In her book, Motherhood Rescheduled: The New Frontier of Egg Freezing and the Women Who Tried It, Sarah Elizabeth Richards shares how her desire to someday become a mother led to a year-long freezing frenzy in the hope there would be enough healthy eggs available to her when the right time and man comes along. Her dilemma (addiction?) started at age 36 when it became undeniably clear the man in her life could not be persuaded to have children. She wasn’t ready to let go her dream of motherhood.
Richards describes a feeling of calm as she awakened in her fertility clinic’s recovery room after nine eggs were harvested and frozen. This calm turned quickly to anxiety as she worried if nine is enough.
She soon found out she was not alone in her anxiety. She cites a study conducted from the New York University Langone Medical Center in which approximately 500 women were asked about their own egg-freezing experiences. Empowerment was reported by 53 percent of the study respondents but 36 percent said empowerment was mixed with anxiety.
With something as important as motherhood at stake, a lot can go wrong with just nine eggs. The retrieval process alone introduces opportunity for error as do the freezing and thawing processes. There’s no way to know in advance that all nine eggs could be fertilized or how many would result in pregnancy. The risk of miscarriage or other complications of pregnancy meant there was no guarantee a pregnancy would produce a baby.
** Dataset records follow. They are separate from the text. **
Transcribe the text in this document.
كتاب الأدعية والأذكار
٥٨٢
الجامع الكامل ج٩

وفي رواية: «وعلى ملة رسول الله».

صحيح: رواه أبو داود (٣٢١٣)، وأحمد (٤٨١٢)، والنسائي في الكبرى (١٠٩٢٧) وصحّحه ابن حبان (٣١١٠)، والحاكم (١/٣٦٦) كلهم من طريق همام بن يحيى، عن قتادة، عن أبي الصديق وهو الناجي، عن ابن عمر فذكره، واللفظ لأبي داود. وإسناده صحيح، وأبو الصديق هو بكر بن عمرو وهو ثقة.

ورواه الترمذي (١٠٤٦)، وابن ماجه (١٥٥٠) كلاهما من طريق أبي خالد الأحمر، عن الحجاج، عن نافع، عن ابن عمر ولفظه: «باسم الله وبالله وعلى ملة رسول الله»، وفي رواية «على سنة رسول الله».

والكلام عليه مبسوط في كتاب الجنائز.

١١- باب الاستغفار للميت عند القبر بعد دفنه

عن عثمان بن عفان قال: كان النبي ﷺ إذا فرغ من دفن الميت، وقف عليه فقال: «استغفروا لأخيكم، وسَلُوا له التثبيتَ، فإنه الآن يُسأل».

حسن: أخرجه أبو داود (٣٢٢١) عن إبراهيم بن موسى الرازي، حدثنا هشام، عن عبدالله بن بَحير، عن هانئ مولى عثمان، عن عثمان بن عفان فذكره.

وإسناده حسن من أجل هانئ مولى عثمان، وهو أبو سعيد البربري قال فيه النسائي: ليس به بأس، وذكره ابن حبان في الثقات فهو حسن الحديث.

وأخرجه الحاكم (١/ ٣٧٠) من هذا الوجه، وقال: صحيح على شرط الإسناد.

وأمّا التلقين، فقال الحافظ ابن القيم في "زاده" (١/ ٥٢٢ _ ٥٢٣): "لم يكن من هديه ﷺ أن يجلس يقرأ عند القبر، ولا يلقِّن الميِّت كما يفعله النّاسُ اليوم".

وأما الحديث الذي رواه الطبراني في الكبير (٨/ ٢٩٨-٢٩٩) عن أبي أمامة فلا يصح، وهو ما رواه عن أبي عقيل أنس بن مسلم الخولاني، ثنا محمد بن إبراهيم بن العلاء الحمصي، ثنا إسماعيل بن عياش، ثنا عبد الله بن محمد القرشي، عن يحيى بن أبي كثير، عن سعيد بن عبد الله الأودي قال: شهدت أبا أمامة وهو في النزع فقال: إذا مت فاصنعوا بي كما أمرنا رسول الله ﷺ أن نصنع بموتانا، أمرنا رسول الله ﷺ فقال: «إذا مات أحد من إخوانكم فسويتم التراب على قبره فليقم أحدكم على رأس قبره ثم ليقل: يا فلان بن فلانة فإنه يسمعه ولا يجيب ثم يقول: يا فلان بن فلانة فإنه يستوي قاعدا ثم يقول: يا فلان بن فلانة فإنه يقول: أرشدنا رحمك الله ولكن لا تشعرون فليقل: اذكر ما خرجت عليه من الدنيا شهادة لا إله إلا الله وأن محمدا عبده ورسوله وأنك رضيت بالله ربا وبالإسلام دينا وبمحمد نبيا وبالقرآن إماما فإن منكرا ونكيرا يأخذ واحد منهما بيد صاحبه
Even more disturbing, perhaps, was the thought of the joy of motherhood. What if one of her nine eggs did produce a healthy baby? Would that blessing feel so wonderful it would make her want more than one child? Could nine eggs produce more than one child? She’d always wanted three children. Was that possible?
Richards had once overheard a doctor suggest women can become addicted to egg freezing. That notion was beginning to make sense to her. She was willing to invest all her savings and borrow money to freeze extra eggs. A plentiful stash of frozen eggs was suddenly more appealing that a vacation, house, or even a wedding.
Her quest for a hoard of frozen eggs led Richards to Canada and to the internet, where she bought generic fertility drugs from a Spanish manufacturer via a British pharmacy (the US Food and Drug Administration considers online overseas drug purchases too risky and advises strongly against doing so). She tried different kinds of egg stimulation therapies. She spent a year bloated and cranky but, $50,000 later, she’s got 70 eggs frozen and is waiting for her to make the final decision when the time is right for her to become a mother.